The electricity users — the state and central governments — and project’s lenders should not be burdened with yet another expensive stranded asset at a time when local residents need cleaner energy options, IEEFA Director of Energy Finance Studies Tim Buckley told reporters here.

“Delhi already has the dubious reputation of having the worst air pollution of any city in the world. If the Khurja coal plant is built as planned near Delhi, this will increase the impact on local residents, emergency workers and the local government.

“The Khurja power plant was feasible when first proposed eight years ago in response to power supply shortages and outages across northern India, but technology has moved on,” he said.

According to Buckley, renewable energy generation in India is now cheaper than Khurja’s non-minemouth coal, with ongoing price declines prompting states, including Uttar Pradesh, to seek solar and wind options to meet incremental demand growth.

“The Khurja proposal relies on a prohibitively expensive 900-km-long rail haul to bring coal to the plant. Additionally, the market price of coal continues to increase globally,” he said.

“Our analysis shows any power generated at the Khurja plant would likely be sold for Rs 5.67 per kilowatt hours, while renewable energy prices today are only plus or minus Rs 3 per kilowatt hours.

“The economics of the project look dim. The Khurja proposal must be re-evaluated,” Buckley said.

Kashish Shah, IEEFA Energy Research Associate and co-author of the report, said India’s ambition to sustain double digit economic growth hinges on improving energy security and reducing the cost of power and that requires sensible investment.

“India is aiming to achieve 40 per cent of its electricity generation needs by 2030 from non-fossil fuel sources including wind and solar.
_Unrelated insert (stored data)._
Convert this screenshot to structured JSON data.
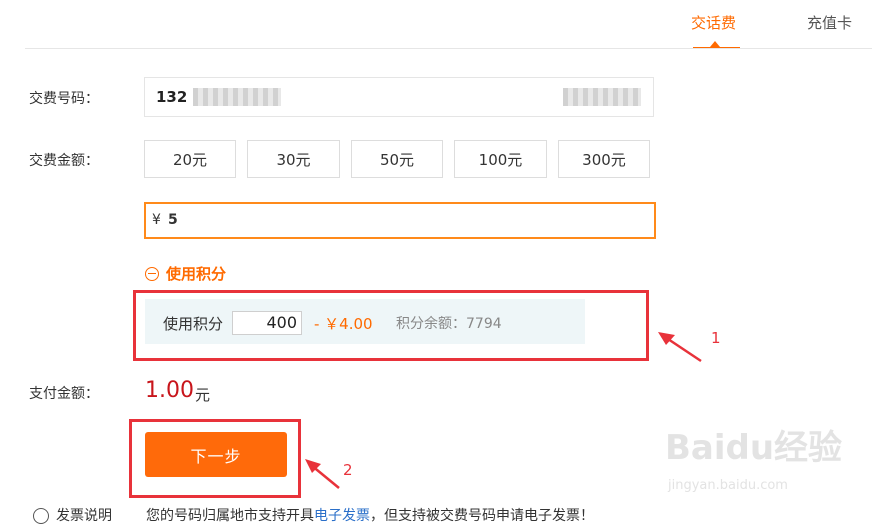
{
  "tabs": [
    {
      "label": "交话费",
      "active": true
    },
    {
      "label": "充值卡",
      "active": false
    }
  ],
  "form": {
    "phone_label": "交费号码：",
    "phone_prefix": "132",
    "amount_label": "交费金额：",
    "amount_options": [
      "20元",
      "30元",
      "50元",
      "100元",
      "300元"
    ],
    "currency_symbol": "¥",
    "custom_amount": "5",
    "points_toggle_label": "使用积分",
    "points": {
      "label": "使用积分",
      "value": "400",
      "discount": "- ￥4.00",
      "balance": "积分余额：7794"
    },
    "pay_label": "支付金额：",
    "pay_value": "1.00",
    "pay_unit": "元",
    "next_button": "下一步"
  },
  "annotations": {
    "label_1": "1",
    "label_2": "2"
  },
  "note": {
    "title": "发票说明",
    "text_before": "您的号码归属地市支持开具",
    "link": "电子发票",
    "text_after": "，但支持被交费号码申请电子发票！"
  },
  "watermark": {
    "main": "Baidu经验",
    "sub": "jingyan.baidu.com"
  },
  "colors": {
    "accent": "#ff6a00",
    "annotation_red": "#e8323a",
    "price_red": "#c8151b",
    "link_blue": "#2a6fc9"
  }
}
As a coal-fired power station takes significant time to ramp up power generation, the Khurja power station cannot help with grid stabilisation and peak demands, one of the new requirements of the Paris commitments,” Shah told IANS.

“As the share of renewable energy options increase, India will need additional firming capacity and wider national grid inter-connectivity to integrate increasing amounts of variable solar and wind generation, and prevent frequency and voltage fluctuations that adversely affect grid stability.

“The long delayed, excessively expensive and redundant Khurja project should be cancelled before it becomes another expensive stranded asset in India,” he added.